Ocenione komentarze użytkownika yrfen

Przejdź do głównej strony użytkownika yrfen

  1. yrfen
    yrfen (26.09.2009 16:32)
    No więc ja bym powiedział że nie było źle. Zdarzały się miejsca i pory w których wytaczały się wycieczki z 3 autokarów na raz, ale nie zdarzało się to aż tak często. Tak jak pisze 2_koty - wycieczek da się unikać. My zrobiliśmy błąd i pierwszy raz zajrzeliśmy do Ta Prohm jakoś w środku dnia, i na nasz gust było tam nieco zbyt dużo ludzi. W jednym miejscu z super drzewem była zasadniczo kolejka do robienia zdjęć. Dlatego wróciliśmy tam następnego dnia z samego ranka i mieliśmy świątynię prawie wyłącznie dla siebie. Podobnie było w Angkor Wat o wschodzie słońca - tłum ludzi próbujących uchwycić ten piękny kadr (dlatego po wschodzie słońca udaliśmy się do Ta Prohm a Angkor zwiedziliśmy później).
    Podsumowując, chociaż miejscami ludzi było dość dużo, to przez większość czasu nie czuliśmy się jakoś bardzo przytłoczeni ich ilością. A zaciszne miejsca znajdą się wszędzie - wycieczki są trochę 'poganiane' przez przewodników i przechodzą tylko głównymi trasami przez świątynie.
  2. yrfen
    yrfen (18.05.2009 13:05)
    Świetny opis, piękne zdjęcia i ciekawa podróż :) A do tego elegancko zmontowany filmik.... full serwis :D Też niedawno byłem w Japonii (częściowo w tych samych miejscach), więc tym ciekawiej się czytało :)

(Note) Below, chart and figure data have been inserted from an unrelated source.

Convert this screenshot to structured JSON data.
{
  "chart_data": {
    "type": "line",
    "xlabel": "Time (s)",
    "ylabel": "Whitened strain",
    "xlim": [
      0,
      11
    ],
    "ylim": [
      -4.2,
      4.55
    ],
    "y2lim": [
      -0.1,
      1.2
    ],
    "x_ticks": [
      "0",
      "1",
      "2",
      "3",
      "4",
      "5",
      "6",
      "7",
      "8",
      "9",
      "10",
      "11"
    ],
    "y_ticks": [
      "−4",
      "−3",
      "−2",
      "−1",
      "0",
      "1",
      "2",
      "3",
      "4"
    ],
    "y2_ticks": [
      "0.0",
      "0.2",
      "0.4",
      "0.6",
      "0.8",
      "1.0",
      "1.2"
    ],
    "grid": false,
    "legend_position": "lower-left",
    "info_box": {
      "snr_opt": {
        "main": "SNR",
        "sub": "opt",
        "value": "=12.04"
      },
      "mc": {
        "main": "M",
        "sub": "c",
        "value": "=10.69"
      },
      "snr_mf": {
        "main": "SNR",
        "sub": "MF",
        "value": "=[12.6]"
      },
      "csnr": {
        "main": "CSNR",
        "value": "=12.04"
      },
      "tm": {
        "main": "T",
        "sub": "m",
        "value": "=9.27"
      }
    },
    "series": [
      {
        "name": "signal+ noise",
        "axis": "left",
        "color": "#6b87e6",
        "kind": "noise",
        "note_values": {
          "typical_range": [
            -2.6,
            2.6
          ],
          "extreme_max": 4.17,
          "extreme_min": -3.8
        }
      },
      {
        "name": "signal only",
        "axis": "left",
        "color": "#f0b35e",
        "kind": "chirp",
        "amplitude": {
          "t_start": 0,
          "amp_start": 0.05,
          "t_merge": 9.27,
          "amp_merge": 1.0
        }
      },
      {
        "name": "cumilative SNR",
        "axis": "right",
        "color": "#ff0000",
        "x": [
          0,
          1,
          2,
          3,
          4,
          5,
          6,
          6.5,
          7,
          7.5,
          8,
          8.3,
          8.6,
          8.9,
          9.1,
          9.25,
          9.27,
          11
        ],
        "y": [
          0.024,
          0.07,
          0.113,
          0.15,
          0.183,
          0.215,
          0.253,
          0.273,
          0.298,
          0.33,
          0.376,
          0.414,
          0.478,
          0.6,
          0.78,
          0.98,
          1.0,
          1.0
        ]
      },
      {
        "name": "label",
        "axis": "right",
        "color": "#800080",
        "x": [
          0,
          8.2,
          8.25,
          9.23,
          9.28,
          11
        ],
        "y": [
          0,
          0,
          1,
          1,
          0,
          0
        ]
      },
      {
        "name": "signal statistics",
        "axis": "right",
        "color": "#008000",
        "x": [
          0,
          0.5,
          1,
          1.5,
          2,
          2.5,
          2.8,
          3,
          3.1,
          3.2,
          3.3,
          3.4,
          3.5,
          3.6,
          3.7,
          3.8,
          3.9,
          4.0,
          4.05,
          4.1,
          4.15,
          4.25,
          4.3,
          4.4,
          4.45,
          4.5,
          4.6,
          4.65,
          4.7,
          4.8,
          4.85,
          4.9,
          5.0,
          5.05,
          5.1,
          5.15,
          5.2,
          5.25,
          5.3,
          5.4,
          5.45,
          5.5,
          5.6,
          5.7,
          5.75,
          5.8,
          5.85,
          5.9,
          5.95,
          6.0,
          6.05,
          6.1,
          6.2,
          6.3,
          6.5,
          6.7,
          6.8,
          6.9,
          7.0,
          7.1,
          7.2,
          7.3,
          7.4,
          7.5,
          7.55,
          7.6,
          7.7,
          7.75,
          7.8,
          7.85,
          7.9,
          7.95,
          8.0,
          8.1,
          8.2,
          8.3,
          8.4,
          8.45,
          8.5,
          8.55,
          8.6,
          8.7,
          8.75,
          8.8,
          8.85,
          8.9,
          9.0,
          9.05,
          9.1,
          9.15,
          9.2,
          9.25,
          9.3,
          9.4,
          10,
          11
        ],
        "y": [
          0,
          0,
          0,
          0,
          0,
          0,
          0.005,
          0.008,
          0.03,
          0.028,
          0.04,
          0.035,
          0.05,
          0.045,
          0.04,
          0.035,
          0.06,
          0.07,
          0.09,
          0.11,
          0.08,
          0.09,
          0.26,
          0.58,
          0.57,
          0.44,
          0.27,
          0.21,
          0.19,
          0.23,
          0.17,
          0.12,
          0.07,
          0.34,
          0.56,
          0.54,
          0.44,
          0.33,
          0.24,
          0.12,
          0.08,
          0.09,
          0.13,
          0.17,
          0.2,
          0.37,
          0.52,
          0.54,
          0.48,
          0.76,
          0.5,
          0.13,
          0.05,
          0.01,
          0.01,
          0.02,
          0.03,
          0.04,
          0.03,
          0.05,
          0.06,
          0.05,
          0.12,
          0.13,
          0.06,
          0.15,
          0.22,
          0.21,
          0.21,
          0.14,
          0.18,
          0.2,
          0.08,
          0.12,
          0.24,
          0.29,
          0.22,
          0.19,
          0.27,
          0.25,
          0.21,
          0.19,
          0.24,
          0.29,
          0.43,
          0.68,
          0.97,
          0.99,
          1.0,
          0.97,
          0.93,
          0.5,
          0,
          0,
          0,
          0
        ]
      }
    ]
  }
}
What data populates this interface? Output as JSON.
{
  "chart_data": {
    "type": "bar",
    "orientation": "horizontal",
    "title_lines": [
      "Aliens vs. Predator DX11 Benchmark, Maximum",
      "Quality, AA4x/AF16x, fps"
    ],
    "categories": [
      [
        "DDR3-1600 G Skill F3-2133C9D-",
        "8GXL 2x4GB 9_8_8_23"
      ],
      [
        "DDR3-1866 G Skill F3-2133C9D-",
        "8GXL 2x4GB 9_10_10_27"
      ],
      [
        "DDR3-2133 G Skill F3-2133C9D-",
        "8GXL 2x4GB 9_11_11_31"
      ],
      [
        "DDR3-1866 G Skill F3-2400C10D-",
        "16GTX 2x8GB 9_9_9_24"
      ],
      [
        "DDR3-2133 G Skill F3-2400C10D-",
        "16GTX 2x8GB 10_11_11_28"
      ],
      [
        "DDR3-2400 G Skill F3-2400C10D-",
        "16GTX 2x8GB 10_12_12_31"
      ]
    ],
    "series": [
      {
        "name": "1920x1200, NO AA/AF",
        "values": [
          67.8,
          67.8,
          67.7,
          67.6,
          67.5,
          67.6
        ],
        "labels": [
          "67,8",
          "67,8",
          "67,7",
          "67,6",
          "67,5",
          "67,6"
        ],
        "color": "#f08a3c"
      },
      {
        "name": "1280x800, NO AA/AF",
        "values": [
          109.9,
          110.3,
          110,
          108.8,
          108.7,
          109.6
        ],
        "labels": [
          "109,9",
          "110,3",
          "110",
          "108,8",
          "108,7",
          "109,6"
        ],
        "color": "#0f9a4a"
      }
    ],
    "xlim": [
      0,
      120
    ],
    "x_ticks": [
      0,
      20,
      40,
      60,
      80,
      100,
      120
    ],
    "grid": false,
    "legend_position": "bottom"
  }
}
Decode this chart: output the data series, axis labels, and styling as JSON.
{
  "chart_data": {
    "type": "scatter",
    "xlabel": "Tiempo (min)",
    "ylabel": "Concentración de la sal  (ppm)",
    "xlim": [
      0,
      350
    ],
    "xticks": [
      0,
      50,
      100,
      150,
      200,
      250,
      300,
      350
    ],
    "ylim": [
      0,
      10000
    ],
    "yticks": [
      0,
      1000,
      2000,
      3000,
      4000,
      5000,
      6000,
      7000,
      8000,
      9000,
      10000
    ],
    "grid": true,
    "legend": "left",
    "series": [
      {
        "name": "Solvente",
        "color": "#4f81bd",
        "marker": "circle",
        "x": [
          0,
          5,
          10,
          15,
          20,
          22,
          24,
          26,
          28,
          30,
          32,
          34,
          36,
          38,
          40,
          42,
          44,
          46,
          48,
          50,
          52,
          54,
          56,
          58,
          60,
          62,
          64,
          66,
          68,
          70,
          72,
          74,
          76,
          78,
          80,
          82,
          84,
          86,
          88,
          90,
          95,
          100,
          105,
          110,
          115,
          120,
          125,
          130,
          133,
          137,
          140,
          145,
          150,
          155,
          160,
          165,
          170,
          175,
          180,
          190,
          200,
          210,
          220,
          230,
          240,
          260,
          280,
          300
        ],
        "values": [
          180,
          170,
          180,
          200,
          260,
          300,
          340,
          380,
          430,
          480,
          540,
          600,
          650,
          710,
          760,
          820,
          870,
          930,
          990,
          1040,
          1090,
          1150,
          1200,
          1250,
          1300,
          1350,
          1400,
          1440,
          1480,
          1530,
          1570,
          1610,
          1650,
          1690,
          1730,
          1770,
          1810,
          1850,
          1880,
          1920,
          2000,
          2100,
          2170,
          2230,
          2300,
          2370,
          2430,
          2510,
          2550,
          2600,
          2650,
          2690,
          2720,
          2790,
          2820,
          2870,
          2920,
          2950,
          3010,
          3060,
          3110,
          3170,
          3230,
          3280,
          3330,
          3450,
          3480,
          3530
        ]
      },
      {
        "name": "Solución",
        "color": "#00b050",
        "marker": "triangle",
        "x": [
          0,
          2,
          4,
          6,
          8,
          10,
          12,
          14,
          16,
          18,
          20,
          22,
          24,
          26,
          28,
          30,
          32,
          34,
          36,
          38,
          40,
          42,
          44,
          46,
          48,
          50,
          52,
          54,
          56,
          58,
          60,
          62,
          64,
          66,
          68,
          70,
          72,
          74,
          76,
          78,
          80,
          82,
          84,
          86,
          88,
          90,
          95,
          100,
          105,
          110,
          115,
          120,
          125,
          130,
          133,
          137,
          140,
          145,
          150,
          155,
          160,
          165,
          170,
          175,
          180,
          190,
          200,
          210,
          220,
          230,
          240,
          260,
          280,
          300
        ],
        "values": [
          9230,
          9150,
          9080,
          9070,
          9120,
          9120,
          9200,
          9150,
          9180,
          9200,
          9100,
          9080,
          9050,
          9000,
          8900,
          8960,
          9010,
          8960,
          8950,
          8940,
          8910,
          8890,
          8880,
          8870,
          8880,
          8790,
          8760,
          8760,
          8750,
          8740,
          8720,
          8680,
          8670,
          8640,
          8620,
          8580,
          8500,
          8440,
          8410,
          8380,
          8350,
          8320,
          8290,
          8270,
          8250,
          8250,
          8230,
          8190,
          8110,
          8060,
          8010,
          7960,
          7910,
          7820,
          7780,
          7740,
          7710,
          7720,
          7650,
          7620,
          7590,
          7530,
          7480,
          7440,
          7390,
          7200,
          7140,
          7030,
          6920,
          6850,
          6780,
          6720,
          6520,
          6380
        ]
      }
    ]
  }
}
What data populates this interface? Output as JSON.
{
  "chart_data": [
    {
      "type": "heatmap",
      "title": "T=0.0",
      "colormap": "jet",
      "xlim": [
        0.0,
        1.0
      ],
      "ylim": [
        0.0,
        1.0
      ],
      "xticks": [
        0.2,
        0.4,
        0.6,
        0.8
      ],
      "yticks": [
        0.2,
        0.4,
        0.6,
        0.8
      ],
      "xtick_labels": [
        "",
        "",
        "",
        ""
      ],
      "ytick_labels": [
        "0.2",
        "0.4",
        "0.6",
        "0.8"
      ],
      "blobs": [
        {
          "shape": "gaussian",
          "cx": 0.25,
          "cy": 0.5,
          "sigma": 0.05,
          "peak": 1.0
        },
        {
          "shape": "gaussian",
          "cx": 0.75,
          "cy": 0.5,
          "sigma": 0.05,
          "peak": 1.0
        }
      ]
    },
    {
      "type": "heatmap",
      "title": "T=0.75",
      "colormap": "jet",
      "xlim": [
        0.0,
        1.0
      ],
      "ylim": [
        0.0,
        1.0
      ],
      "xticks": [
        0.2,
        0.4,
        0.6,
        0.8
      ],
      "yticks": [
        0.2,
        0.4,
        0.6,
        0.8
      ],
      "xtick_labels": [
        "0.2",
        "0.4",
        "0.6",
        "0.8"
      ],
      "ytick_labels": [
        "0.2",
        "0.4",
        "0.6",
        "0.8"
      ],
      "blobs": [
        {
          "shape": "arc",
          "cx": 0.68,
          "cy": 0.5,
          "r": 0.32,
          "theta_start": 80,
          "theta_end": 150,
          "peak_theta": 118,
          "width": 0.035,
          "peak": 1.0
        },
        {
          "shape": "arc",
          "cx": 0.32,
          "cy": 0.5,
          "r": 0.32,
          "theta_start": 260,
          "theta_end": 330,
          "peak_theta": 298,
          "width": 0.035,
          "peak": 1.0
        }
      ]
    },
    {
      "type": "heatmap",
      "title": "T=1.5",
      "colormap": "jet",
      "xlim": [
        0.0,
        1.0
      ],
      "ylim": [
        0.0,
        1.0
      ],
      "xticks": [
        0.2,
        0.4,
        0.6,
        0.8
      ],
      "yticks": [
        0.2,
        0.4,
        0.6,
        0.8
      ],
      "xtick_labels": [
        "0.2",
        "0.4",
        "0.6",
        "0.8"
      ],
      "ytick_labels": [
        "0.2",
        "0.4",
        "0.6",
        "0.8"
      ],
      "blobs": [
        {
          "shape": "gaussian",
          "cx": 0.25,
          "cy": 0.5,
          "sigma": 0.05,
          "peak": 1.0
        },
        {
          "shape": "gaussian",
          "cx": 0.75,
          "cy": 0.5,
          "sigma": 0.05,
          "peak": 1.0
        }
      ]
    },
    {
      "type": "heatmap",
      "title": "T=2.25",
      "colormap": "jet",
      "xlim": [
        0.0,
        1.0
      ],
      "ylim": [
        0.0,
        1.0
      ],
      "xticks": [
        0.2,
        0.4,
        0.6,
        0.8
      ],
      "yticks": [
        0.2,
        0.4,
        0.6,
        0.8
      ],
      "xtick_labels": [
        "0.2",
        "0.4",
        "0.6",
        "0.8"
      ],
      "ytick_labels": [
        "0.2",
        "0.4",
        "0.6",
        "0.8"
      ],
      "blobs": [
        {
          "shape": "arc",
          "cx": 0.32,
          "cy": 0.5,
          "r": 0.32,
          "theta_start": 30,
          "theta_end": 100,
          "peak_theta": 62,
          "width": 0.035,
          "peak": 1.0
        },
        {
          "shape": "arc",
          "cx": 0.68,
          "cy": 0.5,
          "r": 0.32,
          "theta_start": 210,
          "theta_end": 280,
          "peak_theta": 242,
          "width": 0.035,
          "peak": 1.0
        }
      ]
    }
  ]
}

    ps. Takayama się chyba na mapce przesunęła ;)
  3. yrfen
    yrfen (16.05.2009 9:31)
    Te duże i zielone to kokosy - przede wszystkim jako napój, chociaż można też wyskrobać biały twardy środek. Sprzedawca odcinał wierzch kokosa maczetą, w powstały otwór wtykał słomkę i gotowe - jak dla mnie napój idealny na upały. A to po prawej to owoc lotosu - wydłubuje się z tego nasiona i zjada... ale osobiście go nie próbowałem więc nie wiem czy smaczne. Nie wiem co było w różowych torebkach :)
  4. yrfen
    yrfen (16.05.2009 9:14)
    Te łodzie aż prosiły się o zdjęcie :)
  5. yrfen
    yrfen (15.05.2009 21:12)
    Dziękuję wszystkim za komentarze i plusy (miło że wam się podoba). Ale to jeszcze nie koniec opowieści - kiedy znajdę nieco dłuższą wolną chwilę dodam opisy pozostałych punktów podróży (gdzie wspomnę też pewnie o życzliwości ludzi).
  6. yrfen
    yrfen (14.05.2009 23:04)
    Aż mnie te zdjęcia zachęciły do podróży w kolejne miejsce :) Duże WOW i gratuluję zdjęć.